This study is a simple, versatile and easy system to examine different photodynamic effects on various microorganisms and cells. In this system, the LED can be fit into different arrangement depending on experiment design. Different condition of PDT can be computated in a 96-well plate or even a 384-well plate in one experiment.
This technique can be used to treat fungal keratitis because of which globally, around 150, 000 people lose their eyes in spite of intensive treatments. To begin, cut four green LEDs from an LED strip and align them with three wells of a 96-well plate. Measure the fluence rate of the LED at 540 nanometers with a light power meter.
Maintain constant temperature at 25 degrees Celsius with an electric fan that was assembled alongside the plate during irradiation. With a sterile loop, pick a single colony of Candida albicans from an agar plate and add it to a sterilized glass tube containing three milliliters of YPD medium. Incubate the tube at 25 degrees Celsius at a rotation speed of 155 RPM for 14 to 16 hours to grow the yeast culture.
Next dilute the overnight culture with YPD medium to an OD 600 value of 0.5. Incubate at 30 degrees Celsius with rotation at 155 RPM for four hours to achieve the log growth phase. Repeat the dilution of the log phase culture with fresh YPD medium to an OD 600 value of 0.65, to get approximately one times 10 to the seventh colony forming units per milliliter.
Simultaneously prepare a 4%stock solution of rose bengal in 1X PBS. Filter sterilize with a 0.22 micrometer filter. Add 111 microliters of 2%rose bengal solution to one milliliter of log phase culture, and co-culture at different time points at room temperature to understand the absorption of RB in the cells.

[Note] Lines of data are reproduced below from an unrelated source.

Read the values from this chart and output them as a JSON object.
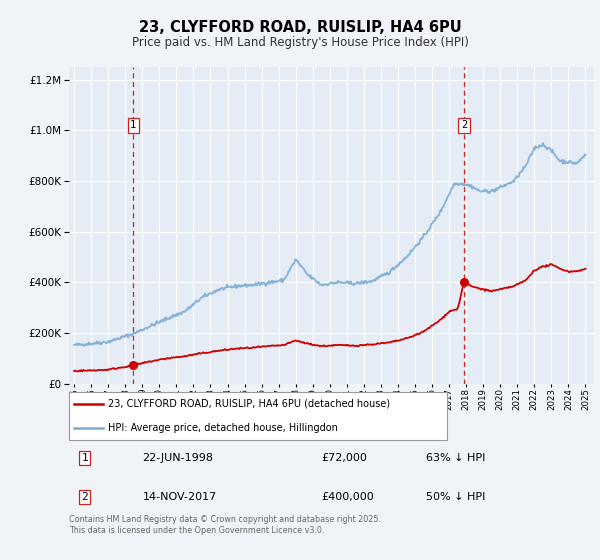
{
  "title": "23, CLYFFORD ROAD, RUISLIP, HA4 6PU",
  "subtitle": "Price paid vs. HM Land Registry's House Price Index (HPI)",
  "ylim": [
    0,
    1250000
  ],
  "xlim": [
    1994.7,
    2025.5
  ],
  "background_color": "#f0f4f8",
  "plot_bg_color": "#e6ecf5",
  "grid_color": "#ffffff",
  "legend_label_red": "23, CLYFFORD ROAD, RUISLIP, HA4 6PU (detached house)",
  "legend_label_blue": "HPI: Average price, detached house, Hillingdon",
  "sale1_date": 1998.47,
  "sale1_price": 72000,
  "sale2_date": 2017.87,
  "sale2_price": 400000,
  "footnote": "Contains HM Land Registry data © Crown copyright and database right 2025.\nThis data is licensed under the Open Government Licence v3.0.",
  "red_color": "#cc0000",
  "blue_color": "#7aadd4",
  "vline_color": "#cc0000",
  "hpi_anchors": [
    [
      1995.0,
      152000
    ],
    [
      1996.0,
      158000
    ],
    [
      1997.0,
      165000
    ],
    [
      1998.5,
      198000
    ],
    [
      1999.5,
      228000
    ],
    [
      2000.5,
      258000
    ],
    [
      2001.5,
      285000
    ],
    [
      2002.5,
      340000
    ],
    [
      2003.5,
      372000
    ],
    [
      2004.5,
      385000
    ],
    [
      2005.5,
      390000
    ],
    [
      2006.5,
      400000
    ],
    [
      2007.3,
      408000
    ],
    [
      2008.0,
      490000
    ],
    [
      2008.7,
      430000
    ],
    [
      2009.5,
      390000
    ],
    [
      2010.5,
      400000
    ],
    [
      2011.5,
      395000
    ],
    [
      2012.5,
      405000
    ],
    [
      2013.5,
      440000
    ],
    [
      2014.5,
      500000
    ],
    [
      2015.5,
      580000
    ],
    [
      2016.5,
      680000
    ],
    [
      2017.3,
      790000
    ],
    [
      2017.8,
      790000
    ],
    [
      2018.3,
      780000
    ],
    [
      2018.8,
      760000
    ],
    [
      2019.5,
      760000
    ],
    [
      2020.0,
      775000
    ],
    [
      2020.8,
      800000
    ],
    [
      2021.5,
      860000
    ],
    [
      2022.0,
      930000
    ],
    [
      2022.5,
      945000
    ],
    [
      2023.0,
      920000
    ],
    [
      2023.5,
      880000
    ],
    [
      2024.0,
      875000
    ],
    [
      2024.5,
      870000
    ],
    [
      2025.0,
      905000
    ]
  ],
  "red_anchors": [
    [
      1995.0,
      50000
    ],
    [
      1996.0,
      52000
    ],
    [
      1997.0,
      55000
    ],
    [
      1998.47,
      72000
    ],
    [
      1999.5,
      88000
    ],
    [
      2000.5,
      100000
    ],
    [
      2001.5,
      108000
    ],
    [
      2002.5,
      120000
    ],
    [
      2003.5,
      130000
    ],
    [
      2004.5,
      138000
    ],
    [
      2005.5,
      142000
    ],
    [
      2006.5,
      148000
    ],
    [
      2007.3,
      152000
    ],
    [
      2008.0,
      170000
    ],
    [
      2008.7,
      158000
    ],
    [
      2009.5,
      148000
    ],
    [
      2010.5,
      152000
    ],
    [
      2011.5,
      150000
    ],
    [
      2012.5,
      155000
    ],
    [
      2013.5,
      162000
    ],
    [
      2014.5,
      178000
    ],
    [
      2015.5,
      205000
    ],
    [
      2016.5,
      252000
    ],
    [
      2017.0,
      285000
    ],
    [
      2017.5,
      295000
    ],
    [
      2017.87,
      400000
    ],
    [
      2018.3,
      385000
    ],
    [
      2018.8,
      375000
    ],
    [
      2019.5,
      365000
    ],
    [
      2020.0,
      372000
    ],
    [
      2020.8,
      385000
    ],
    [
      2021.5,
      408000
    ],
    [
      2022.0,
      448000
    ],
    [
      2022.5,
      462000
    ],
    [
      2023.0,
      470000
    ],
    [
      2023.5,
      455000
    ],
    [
      2024.0,
      442000
    ],
    [
      2024.5,
      445000
    ],
    [
      2025.0,
      452000
    ]
  ]
}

Centrifuge at 16, 100 times G for 2 1/2 minutes at room temperature, and wash the co-culture three times with one milliliter of 1X PBS. After washing, resuspend the Candida albicans culture in one milliliter of 1X PBS. For each condition, distribute the culture into three different wells in a 96-well plate.
Align the wells with the LED array. In the light exposed groups, turn on the electric fan and light. After irradiation, perform tenfold serial dilutions twice by taking 20 microliters of the co-culture solution from one well, and adding it to a tube containing 180 microliters of 1X PBS.
Then drop 20 microliters of each serial dilution in one quadrant of a YPD agar plate to obtain countable colonies on the plate. Fluorescent microscopy showed immediate staining of Candida albicans with rose bengal under red fluorescence. After 15 minutes of incubation, most of the cells were stained with rose bengal, indicating that it enters the cells in a time-dependent manner.
Further, activation of rose bengal with light generates free radicals and singlet oxygen in the cells, resulting in cell death. In absence of rose bengal or irradiation, no cell death was observed. Candida albicans was inhibited after green light irradiation in the presence of 0.2%rose bengal in a light dose-dependent manner.
It is important that first the 96-well plate must be aligned with the center of the LED. Second, the agar plate used must be dried thoroughly to prevent the mixing of separate colonies. The Candida albicans that grew on the plate can be further sent for gene analysis, which can answer how PDT affects gene expression of the cells.
These techniques pave the way to examine how PDT works on different cell types, either cancer cells, bacteria, fungi or viruses with an easy, inexpensive and versatile platform.